I recently read a book called Simplicity Parenting.  Its not about ADHD but about things we can do at home to simplify things and some of these have proven helpful with children who have some ADHD traits.  It might be worth a try.

post #17 of 31

 

Quote:
Originally Posted by jdsf View PostShe was evaluated by the professionals at her school since she was a late reader and they found no learning disabilities, so I'm thinking all the memory issues seem to be ADHD related....Anyway, she goes to a school with a lot of specialists and counselors who deal with LD and behavior issues, a couple of years ago I asked them to check her out for anything that might be causing the memory issues, and, of course, she passed with flying colors....

 

I would not rely on the school's evaluation. I recommend doing a private neuroeducational evaluation.

 

Quote:
If the parents don't want it AND the child doesn't want it, I don't see the need to push for a diagnosis. However, if we really felt like it was holding her back, we would.

 

Well, you posted because this is causing problems for her at school and at home; I think it would be better to have more information (via an evaluation) and seek outside help (such as a behavior therapist or "coach") with that information in hand. Obviously the school doesn't think she has a problem so you may need an outside opinion to get more formal school support in place.

post #18 of 31

 

Quote:
Originally Posted by Emmeline II View Post

 

 

I would not rely on the school's evaluation.
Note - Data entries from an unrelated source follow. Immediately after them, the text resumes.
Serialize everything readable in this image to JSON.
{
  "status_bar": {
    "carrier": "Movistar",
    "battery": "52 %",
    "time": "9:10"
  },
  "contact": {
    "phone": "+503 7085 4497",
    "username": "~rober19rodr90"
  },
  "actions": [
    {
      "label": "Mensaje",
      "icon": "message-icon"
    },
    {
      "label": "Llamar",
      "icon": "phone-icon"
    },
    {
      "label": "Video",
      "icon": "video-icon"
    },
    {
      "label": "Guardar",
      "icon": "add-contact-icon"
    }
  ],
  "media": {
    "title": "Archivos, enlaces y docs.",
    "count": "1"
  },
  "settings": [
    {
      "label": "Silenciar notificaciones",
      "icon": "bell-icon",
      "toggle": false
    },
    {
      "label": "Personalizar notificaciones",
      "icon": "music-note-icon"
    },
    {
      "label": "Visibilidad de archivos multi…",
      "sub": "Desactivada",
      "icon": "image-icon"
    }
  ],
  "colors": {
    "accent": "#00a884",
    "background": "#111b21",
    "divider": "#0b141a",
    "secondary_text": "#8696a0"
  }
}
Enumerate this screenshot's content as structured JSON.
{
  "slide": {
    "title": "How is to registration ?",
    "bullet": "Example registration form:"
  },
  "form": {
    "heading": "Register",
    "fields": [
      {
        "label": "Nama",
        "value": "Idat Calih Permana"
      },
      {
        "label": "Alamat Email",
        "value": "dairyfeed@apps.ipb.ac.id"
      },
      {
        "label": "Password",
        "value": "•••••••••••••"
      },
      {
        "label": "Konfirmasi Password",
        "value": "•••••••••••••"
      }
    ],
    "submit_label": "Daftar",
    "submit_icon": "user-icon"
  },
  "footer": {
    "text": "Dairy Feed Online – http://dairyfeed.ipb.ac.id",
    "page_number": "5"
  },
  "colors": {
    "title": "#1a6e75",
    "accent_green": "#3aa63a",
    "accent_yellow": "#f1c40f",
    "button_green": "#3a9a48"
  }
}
I recommend doing a private neuroeducational evaluation.

 

 

Well, you posted because this is causing problems for her at school and at home; I think it would be better to have more information (via an evaluation) and seek outside help (such as a behavior therapist or "coach") with that information in hand. Obviously the school doesn't think she has a problem so you may need an outside opinion to get more formal school support in place.

 

I don't know.   I think evaluation outside of school will be expensive and yield little results especially since jdsf stated they are not interested in testing.  I am not really seeing the ADHD except some with the memory, but is not enough to impair her, if it is adhd.  Maybe enroll her in a martial arts program or an exercise program.  Both are good form of natural treatment for ADHD and are great for kids with out ADHD, too. 

post #19 of 31

 

Quote:
Originally Posted by Jen Muise View Post

wait a minute, I thought that ADHD/ADD meant that they can't focus even if they want to?  If she can remember some places but not at home, doesn't that selectiveness mean she *is* in control?

 

No, it doesn't mean the child can't focus at times.  Something that is especially engaging, like a favorite TV show or video game, can keep a child with attention deficit entertained for hours.  This varies from one individual to the next, of course.  It doesn't indicate "control".

post #20 of 31

Also - some people with ADHD can become hyper-focused as seen with television and video games and even books.  You could set off a bomb next to my husband during a video game and he wouldn't flinch but other activities he'd be so scattered.

 

My ADHD makes me an amazing multi-tasker which means I can focus incredibly in short bursts but anything that requires longer attention, I really struggle.  I can do it but it's not easy.  Medication has only changed my ability to focus.  I can still multi-task like nobody's business but when I need to focus longer, I can.